Interestingly, the only format available is mp4. I ended up deciding to convert all of them to webm after downloading since it’s not only a more efficient format for streaming, but also keeps all the video content in the same format.

This was basically just running an FFMPEG command on all videos in the directory after they were downloaded. It did cause a slight problem later on…

subprocess.run(f"ffmpeg -i {directory}/{file} -c:v libvpx-vp9 -crf 30 -b:v 0 -c:a libopus {directory}/{file.split('.')[0]}.webm", shell=True)

So that’s pretty much the basic rundown of how the worker works. There’ll be more bits and pieces here and there to discuss but for the most part this is the gist of it. You’re welcome to peruse the code, it’s a bunch of stuff mushed together but it somehow all works.

Worker Repository

Hosting the Workers

I’m not really into the idea of leaving my PC on 24/7 and have it chew at my bandwidth all day, so I decided to host my workers through cloud computing.

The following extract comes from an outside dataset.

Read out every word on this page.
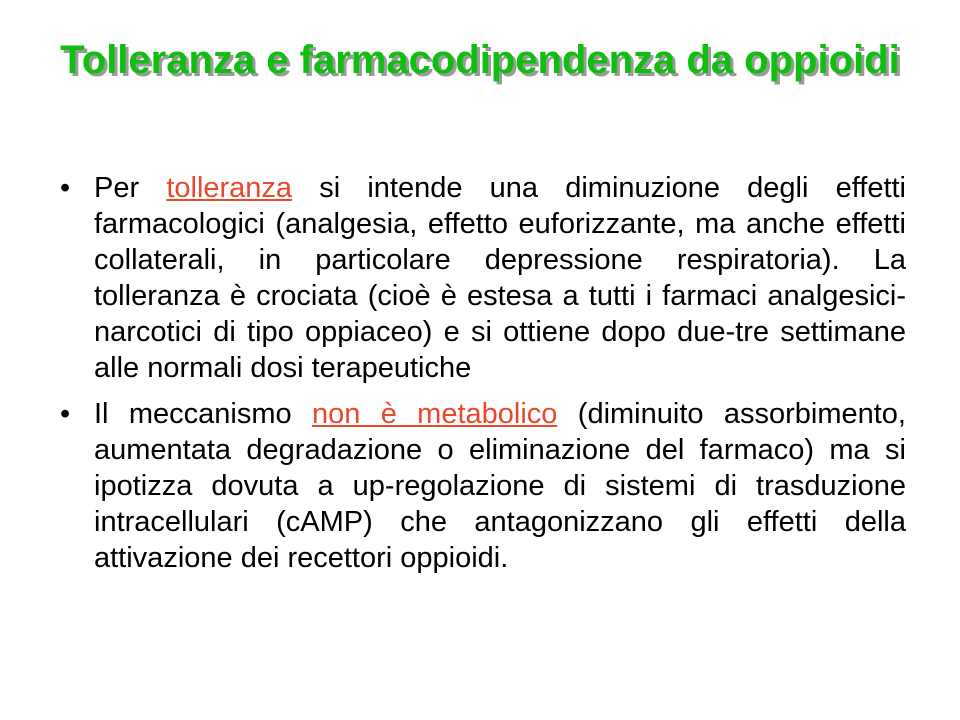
Tolleranza e farmacodipendenza da oppioidi
• Per tolleranza si intende una diminuzione degli effetti farmacologici (analgesia, effetto euforizzante, ma anche effetti collaterali, in particolare depressione respiratoria). La tolleranza è crociata (cioè è estesa a tutti i farmaci analgesici-narcotici di tipo oppiaceo) e si ottiene dopo due-tre settimane alle normali dosi terapeutiche
• Il meccanismo non è metabolico (diminuito assorbimento, aumentata degradazione o eliminazione del farmaco) ma si ipotizza dovuta a up-regolazione di sistemi di trasduzione intracellulari (cAMP) che antagonizzano gli effetti della attivazione dei recettori oppioidi.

I thought about my options and decided to go with DigitalOcean’s Droplets since I had some free credit lying around, and you can run them for as little as $4 a month. Their free outbound bandwidth is also generous with the lowest tier offering 500GB per month.

I’ve opted for running the 1 GB Memory, 1 Intel vCPU droplet, however you can probably make-do with the cheapest option as well.

Now this works great for YouTube videos since there’s practically no CPU or RAM usage when it comes to running the worker script since its just downloading and uploading data. The trouble comes when trying to download and convert Bilibili videos.

Yep. 100% CPU usage. Turns out FFMPEG can be pretty CPU intensive, the process of getting those videos converted to WEBM runs at around 0.05x for me, meaning that a 5-minute video will take around 500 minutes to convert. The solution would be to upgrade the specs of the worker, but that would mean paying more money.

I ended up just making do with the speed. Bilibili isn’t exactly a priority for me either, so I’m fine with it taking a while to download and convert videos. (The entire worker flow is queue based too, I’ll touch on this another time)

Speed

I run 2 workers, both of which pull from the same queue of videos to download. With the current setup, I’m able to average around 3 videos per minute (180 videos per hour) for YouTube videos. Obviously if Bilibili videos are in the queue, the speed will be much slower.

That’s all for now

That’s all I got to say about how I initially sourced content and how the workers archive it. In the next part I’ll get more into the details regarding storage and serving the content.